You don't have to signal a social conscience by looking like a frump. Lace knickers won't hasten the holocaust, you can ban the bomb in a feather boa just as well as without, and a mild interest in the length of hemlines doesn't necessarily disqualify you from reading Das Kapital and agreeing with every word. --Elizabeth Bibesco

Thursday, January 19, 2012

How to Get Young People to Come to Church

Since our move to Chicago, my Woman and I seem to spend a lot of time church-shopping-- you know, finding the church that's right for us. In the meantime, we've seen how blessed we were before with two wonderful churches --thank God for St. Clare's and Canterbury House-- and how hard it is as "young people" to find a Home in the church. So, although this is rather off topic, I have a list of things I'd like to say to every church I've been to that's trying to recruit "young people."

How about you? Does this list match up to what you wish you could say to your churches or synagogues or mosques? What would you change?

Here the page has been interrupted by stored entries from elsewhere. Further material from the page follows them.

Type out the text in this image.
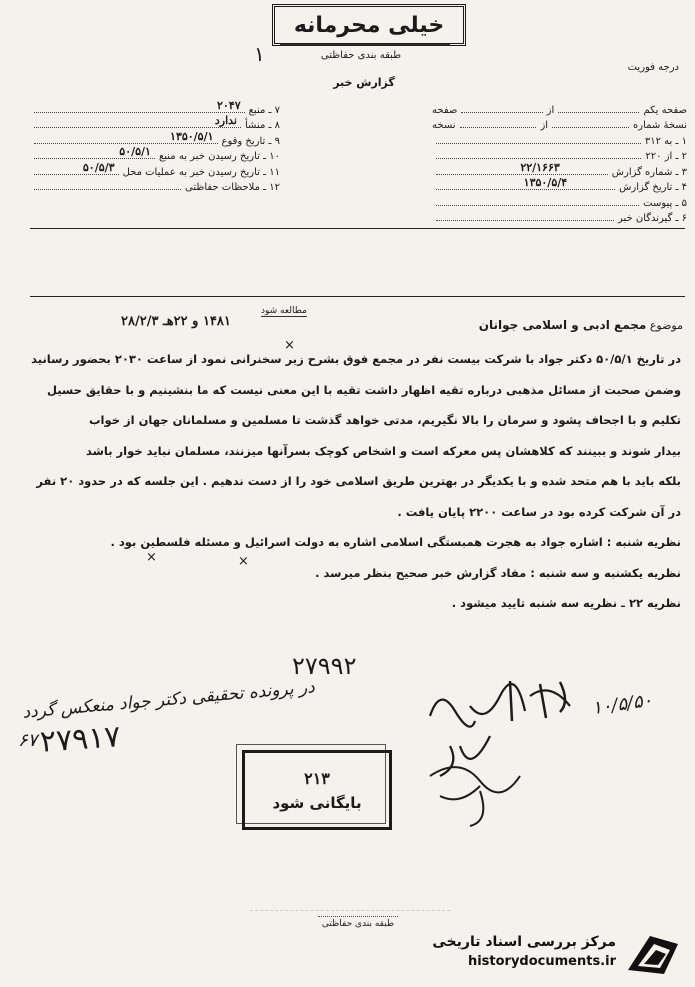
خیلی محرمانه
طبقه بندی حفاظتی
گزارش خبر
۱
درجه فوریت
صفحه یکم
از
صفحه
نسخهٔ شماره
از
نسخه
۱ ـ به ۳۱۲
۲ ـ از ۲۲۰
۳ ـ شماره گزارش
۲۲/۱۶۶۳
۴ ـ تاریخ گزارش
۱۳۵۰/۵/۴
۵ ـ پیوست
۶ ـ گیرندگان خبر
۷ ـ منبع
۲۰۴۷
۸ ـ منشأ
ندارد
۹ ـ تاریخ وقوع
۱۳۵۰/۵/۱
۱۰ ـ تاریخ رسیدن خبر به منبع
۵۰/۵/۱
۱۱ ـ تاریخ رسیدن خبر به عملیات محل
۵۰/۵/۳
۱۲ ـ ملاحظات حفاظتی
موضوع مجمع ادبی و اسلامی جوانان
مطالعه شود
۱۴۸۱ و ۲۲هـ ۲۸/۲/۳
در تاریخ ۵۰/۵/۱ دکتر جواد با شرکت بیست نفر در مجمع فوق بشرح زیر سخنرانی نمود از ساعت ۲۰۳۰ بحضور رسانید
وضمن صحبت از مسائل مذهبی درباره تقیه اظهار داشت تقیه با این معنی نیست که ما بنشینیم و با حقایق حسیل
تکلیم و با اجحاف پشود و سرمان را بالا نگیریم، مدتی خواهد گذشت تا مسلمین و مسلمانان جهان از خواب
بیدار شوند و ببینند که کلاهشان پس معرکه است و اشخاص کوچک بسرآنها میزنند، مسلمان نباید خوار باشد
بلکه باید با هم متحد شده و با یکدیگر در بهترین طریق اسلامی خود را از دست ندهیم . این جلسه که در حدود ۲۰ نفر
در آن شرکت کرده بود در ساعت ۲۲۰۰ پایان یافت .
نظریه شنبه : اشاره جواد به هجرت همبستگی اسلامی اشاره به دولت اسرائیل و مسئله فلسطین بود .
نظریه یکشنبه و سه شنبه : مفاد گزارش خبر صحیح بنظر میرسد .
نظریه ۲۲ ـ نظریه سه شنبه تایید میشود .
×
×	×
۲۷۹۹۲
در پرونده تحقیقی دکتر جواد منعکس گردد
۶۷ ۲۷۹۱۷
۱۰/۵/۵۰
۲۱۳
بایگانی شود
طبقه بندی حفاظتی
مرکز بررسی اسناد تاریخی
historydocuments.ir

So, here we go: Allie's 10 Sure-Fire Ways to Recruit "Young People" to Church

  1. We get enough advertising campaigns from Apple and Ikea. Skip the marketing and be real!
  2. We like pop. (Some of us.) We also like hip-hop, rock, jazz, techno, country, 18th Century Charles Wesley hymns, and genres you’ve never even heard of.
  3. Talk to us if we show up to church.
  4. If we’re not showing up to church, don’t give us flak about it! Our reasons for going or not going to church are just as complex as anyone else’s.
  5. Try not to beg for money too hard. When you need to beg for money (because don’t we all in this economy!), refer to #1. It’s not about give-the-church-money-or-you’ll-rot-in-Hell; I’m pretty sure God would be just as content with my donation to Unicef. A church is a business just like everything else. You need money to keep the lights on and pay the priest and buy materials for the Sunday School classrooms. Tell us that.
  6. We, like everyone else, need to participate. This doesn’t mean we need our own special group, although that’s sometimes nice. Welcome us into your choir, let us teach Sunday School, or invite us to Bible studies.
  7. If you have a group for us, please stop trying to be cool unless you’re already that cool to begin with. Why? For starters, not all of us are cool, so we don’t need a church that has all the same cliques as the rest of our lives. And lets face it, we can tell when you’re faking it, so please refer to #1.
  8. Don’t make us choose between our faith and our friends of other faiths. If you do, odds are good we’ll pick our friends-- not because we don’t believe, but because we don’t want a church we can’t bring our friends to.
  9. Don’t be stupid about science or social issues-- if you have to be stupid about them, be stupid quietly. Lots of us stay away from church because all we ever hear about church is how church-goers “don’t believe” in evolution or gay people. If church focused more on worshiping together than pushing beliefs on people, it’d appeal more to us.
  10. On that note, don’t force us to believe things and be open to doubt. Everyone doubts-- think Jesus in the Garden of Gethsemane or Thomas after the Resurrection. If we have to have all our doubts cleared up before we walk in the door, you'd never see us! (You probably wouldn't see half your older parishioners for that matter, either!)